Caractères bactériologiques
Erysipelothrix rhusiopathiae présente tous les caractères du genre ¤ Erysipelothrix.
Cette bactérie est très proche de ¤ Erysipelothrix tonsillarum (tableau I). En pratique, ces deux espèces se différencient (i) par l’acidification du saccharose ; (ii) par la présence d’une N-acétyl-bêta-glucosaminidase (galerie Api ZYM) présente chez 90 p. cent des souches de Erysipelothrix rhusiopathiae contre 24 p. cent des souches de Erysipelothrix tonsillarum et (iii) par la détermination du sérovar. En effet, l’utilisation d’antigènes polysaccharadiques, obtenus à partir de souches autoclavées, permet de reconnaître par immunodiffusion double en gel plusieurs sérovars. Initialement, seuls 2 sérovars, A et B, avaient été décrits et les souches ne réagissant pas avec les immunsérums spécifiques étaient placées dans le groupe N. Ultérieurement, de nombreux autres sérovars ont été identifiés et ils sont actuellement désignés par des chiffres arabes. Compte tenu de l’individualisation de ¤ Erysipelothrix tonsillarum, l’espèce Erysipelothrix rhusiopathiae regroupe :
En galerie API Coryne, une réponse variable est observée pour les tests pyrazinamidase, pyrrolidonyl arylamidase, bêta-galactosidase, uréase et acidification du ribose.
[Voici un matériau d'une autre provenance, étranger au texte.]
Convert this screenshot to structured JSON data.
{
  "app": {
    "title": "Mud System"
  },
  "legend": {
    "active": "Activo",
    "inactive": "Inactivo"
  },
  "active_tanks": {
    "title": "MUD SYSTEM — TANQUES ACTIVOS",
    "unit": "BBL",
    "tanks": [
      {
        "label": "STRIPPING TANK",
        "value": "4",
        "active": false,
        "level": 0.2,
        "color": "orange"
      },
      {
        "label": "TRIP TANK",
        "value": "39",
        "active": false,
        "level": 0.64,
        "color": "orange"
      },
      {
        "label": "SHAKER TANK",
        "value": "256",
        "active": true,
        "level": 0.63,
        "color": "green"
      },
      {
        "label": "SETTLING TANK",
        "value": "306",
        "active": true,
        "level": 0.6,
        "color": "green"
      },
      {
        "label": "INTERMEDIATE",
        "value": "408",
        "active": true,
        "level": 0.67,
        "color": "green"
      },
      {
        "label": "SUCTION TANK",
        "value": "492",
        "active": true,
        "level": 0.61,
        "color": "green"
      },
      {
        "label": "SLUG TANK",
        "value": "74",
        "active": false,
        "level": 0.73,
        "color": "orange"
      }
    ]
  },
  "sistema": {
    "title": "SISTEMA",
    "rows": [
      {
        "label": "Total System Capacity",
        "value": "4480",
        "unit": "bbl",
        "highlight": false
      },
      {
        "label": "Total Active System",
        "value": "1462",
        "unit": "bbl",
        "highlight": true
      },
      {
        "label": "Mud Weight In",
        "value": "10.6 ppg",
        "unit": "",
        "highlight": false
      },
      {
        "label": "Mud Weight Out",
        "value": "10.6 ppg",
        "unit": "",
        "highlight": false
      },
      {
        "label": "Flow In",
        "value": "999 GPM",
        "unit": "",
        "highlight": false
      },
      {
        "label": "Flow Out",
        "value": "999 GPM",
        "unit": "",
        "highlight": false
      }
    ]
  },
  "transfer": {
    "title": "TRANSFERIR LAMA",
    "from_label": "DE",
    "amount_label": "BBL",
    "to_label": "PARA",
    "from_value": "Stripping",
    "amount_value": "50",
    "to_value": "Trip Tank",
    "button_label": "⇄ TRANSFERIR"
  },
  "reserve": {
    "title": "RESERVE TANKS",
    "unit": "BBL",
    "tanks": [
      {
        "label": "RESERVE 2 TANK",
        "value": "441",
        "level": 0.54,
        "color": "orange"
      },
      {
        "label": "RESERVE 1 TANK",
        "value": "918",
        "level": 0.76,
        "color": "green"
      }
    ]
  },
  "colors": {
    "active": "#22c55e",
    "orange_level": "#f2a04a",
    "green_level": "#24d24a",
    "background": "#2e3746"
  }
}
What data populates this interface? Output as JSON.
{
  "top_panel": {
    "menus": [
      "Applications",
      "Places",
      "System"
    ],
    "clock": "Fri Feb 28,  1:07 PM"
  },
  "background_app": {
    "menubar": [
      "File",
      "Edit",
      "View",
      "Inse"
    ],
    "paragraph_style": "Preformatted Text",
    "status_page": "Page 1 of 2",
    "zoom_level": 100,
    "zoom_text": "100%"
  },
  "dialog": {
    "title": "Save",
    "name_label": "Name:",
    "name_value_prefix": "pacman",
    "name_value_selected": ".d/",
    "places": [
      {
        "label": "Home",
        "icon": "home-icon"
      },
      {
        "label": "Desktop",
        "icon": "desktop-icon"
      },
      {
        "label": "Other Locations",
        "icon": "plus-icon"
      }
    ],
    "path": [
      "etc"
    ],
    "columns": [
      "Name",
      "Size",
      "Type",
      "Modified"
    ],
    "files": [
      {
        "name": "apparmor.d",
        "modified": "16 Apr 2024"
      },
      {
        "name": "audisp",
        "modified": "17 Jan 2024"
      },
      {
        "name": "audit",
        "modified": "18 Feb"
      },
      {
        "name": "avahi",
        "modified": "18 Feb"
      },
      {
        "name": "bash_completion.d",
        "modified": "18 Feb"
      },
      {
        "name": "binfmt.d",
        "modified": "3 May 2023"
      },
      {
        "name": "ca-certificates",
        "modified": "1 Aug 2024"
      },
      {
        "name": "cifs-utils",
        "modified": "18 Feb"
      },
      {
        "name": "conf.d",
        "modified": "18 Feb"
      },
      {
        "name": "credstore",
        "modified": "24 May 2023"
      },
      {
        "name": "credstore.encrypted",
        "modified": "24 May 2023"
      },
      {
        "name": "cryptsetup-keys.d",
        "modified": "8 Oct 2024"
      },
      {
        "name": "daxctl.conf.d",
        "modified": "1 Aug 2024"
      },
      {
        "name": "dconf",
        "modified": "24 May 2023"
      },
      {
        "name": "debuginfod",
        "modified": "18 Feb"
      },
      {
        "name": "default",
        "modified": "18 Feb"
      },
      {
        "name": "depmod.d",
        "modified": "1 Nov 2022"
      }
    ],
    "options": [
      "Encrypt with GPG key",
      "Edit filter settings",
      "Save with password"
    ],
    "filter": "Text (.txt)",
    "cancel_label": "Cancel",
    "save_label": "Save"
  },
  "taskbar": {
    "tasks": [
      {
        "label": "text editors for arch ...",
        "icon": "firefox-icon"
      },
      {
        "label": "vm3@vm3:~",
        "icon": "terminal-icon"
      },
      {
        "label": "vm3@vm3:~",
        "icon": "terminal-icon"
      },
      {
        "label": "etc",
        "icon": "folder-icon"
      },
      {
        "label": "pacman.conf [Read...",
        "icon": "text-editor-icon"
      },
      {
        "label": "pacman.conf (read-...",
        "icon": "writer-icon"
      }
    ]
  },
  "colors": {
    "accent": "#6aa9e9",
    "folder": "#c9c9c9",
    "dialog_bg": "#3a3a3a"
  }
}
Les résultats sont négatifs pour les tests bêta-glucuronidase, alpha-glucosidase, gélatinase, acidification du maltose et du glycogène. Verbarg et al. ont étudié les caractères bactériologiques des trois espèces du genre ¤ Erysipelothrix en utilisant des galeries API 32 STREPT et des galeries Biolog GP. Leurs résultats figurent dans le tableau II.
Habitat et pouvoir pathogène
Habitat Le principal réservoir de Erysipelothrix rhusiopathiae est constitué par le porc et 30 à 50 p. cent des animaux sains semblent héberger cette bactérie dans les amygdales ou dans les nœuds lymphatiques ou au niveau de la valvule iléo-caecale. Ces porteurs sains excrètent le germe dans leurs fèces, dans leurs sécrétions orales et dans leurs sécrétions nasales. Cette excrétion conduit à une contamination du milieu environnant.
D’autres espèces animales constituent également un réservoir puisque plus de 50 espèces de mammifères (dont la moitié sont des rongeurs), plus de 30 espèces d’oiseaux, des reptiles (crocodiles, caimans), des poissons, des crustacés, des coquillages et des arthropodes peuvent héberger Erysipelothrix rhusiopathiae. Les oiseaux domestiques ou sauvages ainsi que les rongeurs sont une source de contamination, notamment pour le porc.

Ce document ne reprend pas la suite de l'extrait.